Pultenaea subspicata, commonly known as low bush-pea, is a species of flowering plant in the family Fabaceae and is endemic to south-eastern continental Australia. It is a low-lying, prostrate or mat-forming shrub with elliptic leaves and yellow to pink and orange-red, pea-like flowers.

==Description==
Pultenaea subspicata is a low-lying, prostrate or mat-forming shrub that typically grows to a height of up to 60 cm and has hairy stems when young. The leaves are arranged alternately along the branches, elliptic to egg-shaped with the narrower end towards the base, 3–8 mm long, 1.0–1.5 mm wide with stipules 1.5–2.0 mm long at the base and pressed against the surface. The flowers are arranged in dense clusters near the ends of branches, with enlarged stipules at the base of the floral leaves. The sepals are 5–7 mm long with linear, partly hairy, three-lobed bracteoles 3–5 mm long attached to the base of the sepal tube. The standard petal is yellow to pink or orange-red and 7.6–9.5 mm wide, the wings yellow to pink or orange-red 7.2–9.0 mm long, and the keel orange to reddish-brown and 7.2–8.5 mm long.
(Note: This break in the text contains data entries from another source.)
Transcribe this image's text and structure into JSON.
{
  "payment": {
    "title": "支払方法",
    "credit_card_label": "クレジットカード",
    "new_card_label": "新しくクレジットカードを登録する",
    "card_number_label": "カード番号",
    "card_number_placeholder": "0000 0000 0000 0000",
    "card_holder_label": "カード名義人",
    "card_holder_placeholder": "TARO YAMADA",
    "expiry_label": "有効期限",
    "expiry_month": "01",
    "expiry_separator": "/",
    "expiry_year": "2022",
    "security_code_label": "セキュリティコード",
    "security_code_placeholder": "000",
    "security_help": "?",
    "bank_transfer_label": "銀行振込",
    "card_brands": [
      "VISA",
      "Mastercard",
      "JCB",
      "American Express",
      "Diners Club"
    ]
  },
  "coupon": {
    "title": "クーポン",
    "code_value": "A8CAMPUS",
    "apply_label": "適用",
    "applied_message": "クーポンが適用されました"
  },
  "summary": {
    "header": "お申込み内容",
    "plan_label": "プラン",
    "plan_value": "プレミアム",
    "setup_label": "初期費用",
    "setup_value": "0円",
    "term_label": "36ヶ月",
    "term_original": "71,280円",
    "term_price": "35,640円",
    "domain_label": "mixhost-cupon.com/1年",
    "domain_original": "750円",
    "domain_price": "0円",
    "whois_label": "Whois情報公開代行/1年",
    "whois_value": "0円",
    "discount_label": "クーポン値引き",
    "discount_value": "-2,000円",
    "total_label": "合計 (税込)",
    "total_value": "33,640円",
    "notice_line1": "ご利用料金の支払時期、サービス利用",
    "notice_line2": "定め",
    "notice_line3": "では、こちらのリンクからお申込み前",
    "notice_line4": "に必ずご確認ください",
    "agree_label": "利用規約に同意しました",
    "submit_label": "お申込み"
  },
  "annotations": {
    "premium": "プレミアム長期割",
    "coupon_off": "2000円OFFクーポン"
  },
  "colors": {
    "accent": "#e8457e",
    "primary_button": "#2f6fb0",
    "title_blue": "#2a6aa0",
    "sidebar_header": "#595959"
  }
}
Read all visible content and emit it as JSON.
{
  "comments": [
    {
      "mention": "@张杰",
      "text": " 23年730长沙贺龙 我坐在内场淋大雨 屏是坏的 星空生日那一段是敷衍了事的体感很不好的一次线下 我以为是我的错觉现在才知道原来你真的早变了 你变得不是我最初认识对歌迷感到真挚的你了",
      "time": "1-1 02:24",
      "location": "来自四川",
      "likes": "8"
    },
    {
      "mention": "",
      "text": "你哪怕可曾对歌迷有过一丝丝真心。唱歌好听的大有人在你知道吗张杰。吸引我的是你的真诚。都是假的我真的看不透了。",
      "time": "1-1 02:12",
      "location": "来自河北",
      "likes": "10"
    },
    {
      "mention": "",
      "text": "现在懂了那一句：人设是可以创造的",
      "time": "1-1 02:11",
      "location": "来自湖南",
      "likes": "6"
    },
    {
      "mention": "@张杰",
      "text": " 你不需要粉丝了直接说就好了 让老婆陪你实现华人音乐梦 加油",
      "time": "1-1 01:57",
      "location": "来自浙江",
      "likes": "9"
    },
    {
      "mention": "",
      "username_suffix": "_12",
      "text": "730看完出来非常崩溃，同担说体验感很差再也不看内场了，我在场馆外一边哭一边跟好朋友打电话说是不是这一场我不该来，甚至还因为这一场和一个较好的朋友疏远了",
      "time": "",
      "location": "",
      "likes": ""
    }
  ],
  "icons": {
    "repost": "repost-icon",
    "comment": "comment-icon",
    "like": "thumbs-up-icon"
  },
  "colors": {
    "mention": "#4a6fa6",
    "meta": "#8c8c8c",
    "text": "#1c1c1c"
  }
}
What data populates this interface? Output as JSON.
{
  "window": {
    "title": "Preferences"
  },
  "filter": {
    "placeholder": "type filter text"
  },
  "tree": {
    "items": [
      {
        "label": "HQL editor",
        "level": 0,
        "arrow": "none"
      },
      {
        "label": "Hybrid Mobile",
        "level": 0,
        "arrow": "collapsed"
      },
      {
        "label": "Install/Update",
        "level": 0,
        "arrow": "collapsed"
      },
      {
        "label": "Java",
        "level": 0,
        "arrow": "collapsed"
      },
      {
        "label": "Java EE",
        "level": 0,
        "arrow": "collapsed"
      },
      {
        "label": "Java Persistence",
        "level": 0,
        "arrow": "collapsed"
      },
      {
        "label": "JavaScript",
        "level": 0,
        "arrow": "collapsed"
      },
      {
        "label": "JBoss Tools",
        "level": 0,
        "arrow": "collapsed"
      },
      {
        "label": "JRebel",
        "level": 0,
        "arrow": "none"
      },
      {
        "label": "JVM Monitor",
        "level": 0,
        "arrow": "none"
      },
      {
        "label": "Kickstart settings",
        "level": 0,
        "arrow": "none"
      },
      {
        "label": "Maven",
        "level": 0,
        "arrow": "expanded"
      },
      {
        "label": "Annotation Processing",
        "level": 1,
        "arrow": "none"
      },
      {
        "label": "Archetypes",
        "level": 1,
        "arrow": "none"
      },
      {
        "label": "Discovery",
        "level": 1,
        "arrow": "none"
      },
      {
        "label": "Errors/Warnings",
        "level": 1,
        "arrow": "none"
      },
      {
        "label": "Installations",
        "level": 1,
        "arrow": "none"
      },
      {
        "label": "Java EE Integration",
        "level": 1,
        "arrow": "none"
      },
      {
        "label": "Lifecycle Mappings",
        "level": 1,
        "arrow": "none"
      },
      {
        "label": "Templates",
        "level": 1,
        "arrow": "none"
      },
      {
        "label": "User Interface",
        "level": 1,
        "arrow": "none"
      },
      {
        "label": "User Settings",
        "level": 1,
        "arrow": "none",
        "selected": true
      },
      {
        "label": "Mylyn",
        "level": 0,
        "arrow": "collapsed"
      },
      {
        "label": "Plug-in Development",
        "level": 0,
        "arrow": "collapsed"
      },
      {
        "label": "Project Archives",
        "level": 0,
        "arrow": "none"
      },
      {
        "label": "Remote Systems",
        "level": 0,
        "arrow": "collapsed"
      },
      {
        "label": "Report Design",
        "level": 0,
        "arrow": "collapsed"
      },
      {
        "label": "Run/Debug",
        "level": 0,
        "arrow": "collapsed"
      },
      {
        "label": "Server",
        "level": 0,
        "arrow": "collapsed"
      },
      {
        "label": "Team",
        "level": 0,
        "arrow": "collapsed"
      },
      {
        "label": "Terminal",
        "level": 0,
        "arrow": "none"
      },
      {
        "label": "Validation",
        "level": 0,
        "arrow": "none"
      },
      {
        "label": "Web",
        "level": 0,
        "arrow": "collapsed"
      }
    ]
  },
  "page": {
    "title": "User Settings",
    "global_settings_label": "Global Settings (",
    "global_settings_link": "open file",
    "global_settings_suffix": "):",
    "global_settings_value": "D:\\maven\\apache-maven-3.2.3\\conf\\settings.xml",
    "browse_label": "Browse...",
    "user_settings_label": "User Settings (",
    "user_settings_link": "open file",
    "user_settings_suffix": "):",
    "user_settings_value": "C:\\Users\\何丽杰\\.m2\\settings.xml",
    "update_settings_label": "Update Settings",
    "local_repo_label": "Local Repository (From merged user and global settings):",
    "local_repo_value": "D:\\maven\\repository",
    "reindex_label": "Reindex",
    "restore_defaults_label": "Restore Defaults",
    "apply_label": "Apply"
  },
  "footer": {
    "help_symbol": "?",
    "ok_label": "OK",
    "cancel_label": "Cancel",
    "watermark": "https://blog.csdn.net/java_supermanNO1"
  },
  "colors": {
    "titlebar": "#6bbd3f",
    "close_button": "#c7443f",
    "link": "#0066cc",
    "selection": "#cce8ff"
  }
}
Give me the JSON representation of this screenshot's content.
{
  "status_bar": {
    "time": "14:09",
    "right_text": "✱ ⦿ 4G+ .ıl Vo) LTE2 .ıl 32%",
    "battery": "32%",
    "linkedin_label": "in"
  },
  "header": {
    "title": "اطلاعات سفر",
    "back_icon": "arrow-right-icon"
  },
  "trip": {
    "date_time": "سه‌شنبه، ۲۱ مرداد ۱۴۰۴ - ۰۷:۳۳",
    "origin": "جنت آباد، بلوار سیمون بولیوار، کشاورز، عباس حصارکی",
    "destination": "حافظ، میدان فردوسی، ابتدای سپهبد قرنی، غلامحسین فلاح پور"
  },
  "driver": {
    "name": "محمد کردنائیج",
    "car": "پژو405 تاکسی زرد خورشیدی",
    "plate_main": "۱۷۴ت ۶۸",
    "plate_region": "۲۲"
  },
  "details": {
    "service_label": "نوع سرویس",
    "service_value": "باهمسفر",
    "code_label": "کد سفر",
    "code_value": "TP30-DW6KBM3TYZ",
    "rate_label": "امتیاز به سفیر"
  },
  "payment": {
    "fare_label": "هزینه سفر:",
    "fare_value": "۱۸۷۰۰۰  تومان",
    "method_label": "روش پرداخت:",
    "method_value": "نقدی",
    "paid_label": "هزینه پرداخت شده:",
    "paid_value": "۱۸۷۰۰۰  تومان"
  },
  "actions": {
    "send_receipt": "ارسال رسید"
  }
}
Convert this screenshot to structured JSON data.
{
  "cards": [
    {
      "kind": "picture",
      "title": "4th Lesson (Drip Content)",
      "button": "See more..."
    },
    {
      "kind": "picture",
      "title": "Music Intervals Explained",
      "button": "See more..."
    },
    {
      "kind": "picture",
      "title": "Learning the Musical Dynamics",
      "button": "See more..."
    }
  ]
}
Flowering occurs from August to January and the fruit is a glabrous, egg-shaped pod about 4.5 mm long.

==Taxonomy==
Pultenaea subspicata was first formally described in 1864 by George Bentham in Flora Australiensis. The specific epithet (subspicata) means "almost spicate".

==Distribution and habitat==
Low bush-pea grows in forest, woodland and heathland, usually in stony places and is found on the coast and tablelands of New South Wales south from the Macleay River to a few places in far eastern Victoria.